# 40K Gaming Table



## Hamstervielle (Aug 13, 2010)

Hi Guys,
I have recenlty started building a large gaming table in the cellar under my house. As the table is fairly large I am dividing it into three entirly different scenerios. The first is two bridges over a large river (one road bridge and ome train), the others are a desert and city scene. I am adding in my old electric train set too add to the scenery. I have painted the grass one colour and will soon paint some areas darker green. I will the flock it with some grass. The roads will be made with a Black Putty. I am looking for some good ideas on how to best make water without using water effects as I will need too much because it is a large area. 
LaimDawson27 is helping me with his project.
+rep for positive feedback.


----------



## wombat_tree (Nov 30, 2008)

Hamstervielle said:


> I am looking for some good ideas on how to best make water without using water effects as I will need too much because it is a large area.


Go to your local hardware store and buy a large container of varnish. It will (probably) work well, shouldn't cost too much and you'll have more varnish than you could feasibly need.


----------



## Hamstervielle (Aug 13, 2010)

Sounds great. So do I just paint blue (water) and then varnish over it?
Thanks for the quick reply.


----------



## LiamDawson27 (Apr 25, 2010)

*My photos*

So, here are some photos of the area before it was fully cleaned and painted, for scale.








unfortunately julian painted over this 








Here's a shot to show the size if the railroads we'll work with








The area we are working with








low ceiling :angry:


----------



## Hamstervielle (Aug 13, 2010)

As you can see there used to be an electric train set on the table. I am now only using a small bit, mainly for scenery.


----------



## Hamstervielle (Aug 13, 2010)

I was going to make all the hills using a cardboard frame with paper towel soaked in plaster of paris drapped over it and then painted and flocked. Has anyone tried this method before, and if so, do you have any tips?

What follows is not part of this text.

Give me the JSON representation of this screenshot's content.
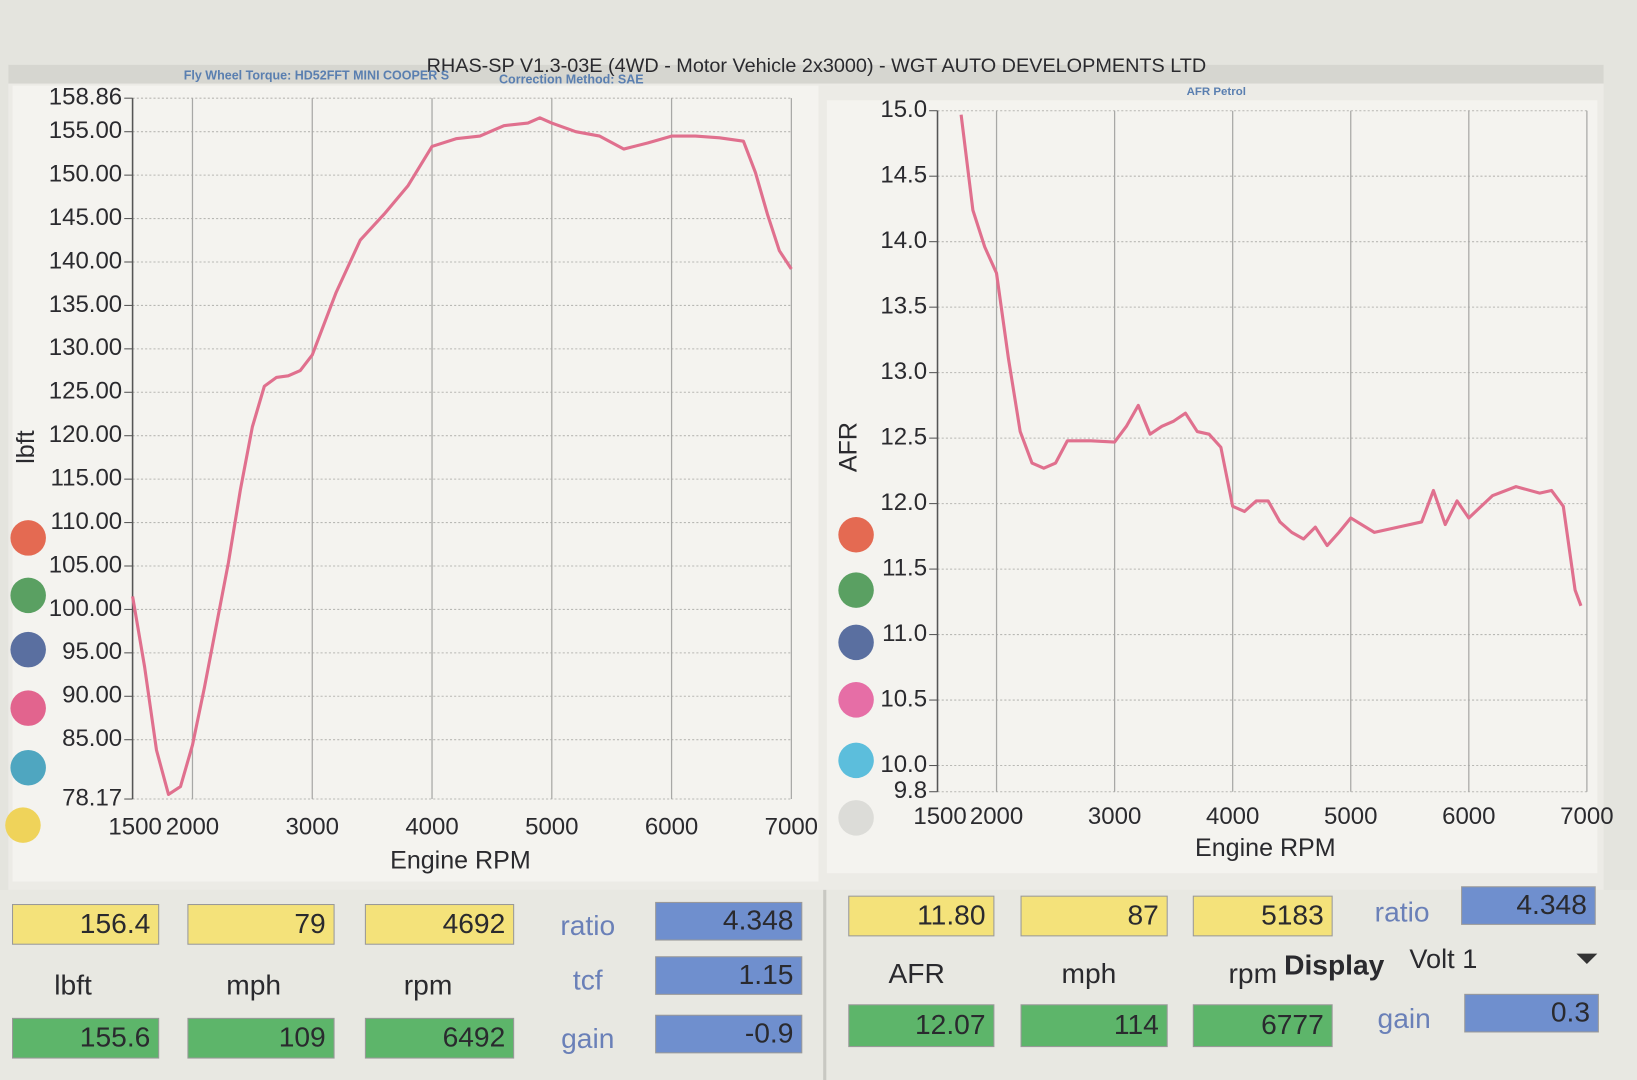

Just so you know, when Liam mentioned Julian, that is me, Hamstervielle. Just so you don't get confused.


----------



## wombat_tree (Nov 30, 2008)

Hamstervielle said:


> Sounds great. So do I just paint blue (water) and then varnish over it?


Yep, that should work.



> I was going to make all the hills using a cardboard frame with paper towel soaked in plaster of paris drapped over it and then painted and flocked. Has anyone tried this method before, and if so, do you have any tips?


That's an interesting idea, unfortunately I haven't tried this method before so I can't really offer you any advice. I am pretty sure that this would work. The method I used was to basically get wire mesh to make the general shape that I wanted to achieve, then I used Papier Mache to cover up the frame and bulk it out. With a few layers of paper it actually looked quite good.


----------



## Mortigar (Oct 5, 2010)

if you have access to some cork it may be easier to use and paint for doing your roads, nice and easy to cut with a sharp knife, can also cut into it to add cracks in roads, and scuff it up to make it look like its been damaged by bombs etc


----------



## Hamstervielle (Aug 13, 2010)

@ Mortigar, Thanks for the idea. I will try it on a small area and see how it turns out (if I have enough cork!).

@ Wombat_Tree, Your idea sounds pretty interesting, as I have already bought some plaster I will do most of it with that but I will certainly do some parts with your idea.

Thanks for the great advice (+rep). I will have more pics up in a day or two, stay tuned.


----------



## Hamstervielle (Aug 13, 2010)

Hey everyone. I haven't been doing much work lately because I am having a break over chrissie. I will have some more pics up in a few days.


----------



## Hamstervielle (Aug 13, 2010)

I have just Finished building the first peice of terrain. The story behind it is that the Cadians built the platform for deployinh artillery too protect the bridges that are vital to their supply routes.
I made the basic shape from wood and the covered it with strips of paper towel covered in plaster of paris to make it look rough and worn. 
I will be painting it in a few days when I can get the right paint.


----------



## Hamstervielle (Aug 13, 2010)

It wouldn't let me upload any more than 2 pics so here are the rest...


----------



## Djinn24 (Jan 12, 2008)

Foam board, you can normally get 4' x 8' blocks of it in thicknesses from 1 in to 4 in. Should be able to pick it up at a hardware store or any DIY shop. Only issue is if you drop a metal model on it you will damage the board but its easy enough to touch up.

I would try to cover the entire thing in a one inch board so you can carve out where lakes and stuff are at. You can also add trenches and such to it.

The water idea is sound, if you can get white glue in bulk you might be able to use that as well and you should be able to tint it with the paint since they are both water based.


----------



## Hamstervielle (Aug 13, 2010)

Thanks for the tip.
Happy New Year. Reppage!!!


----------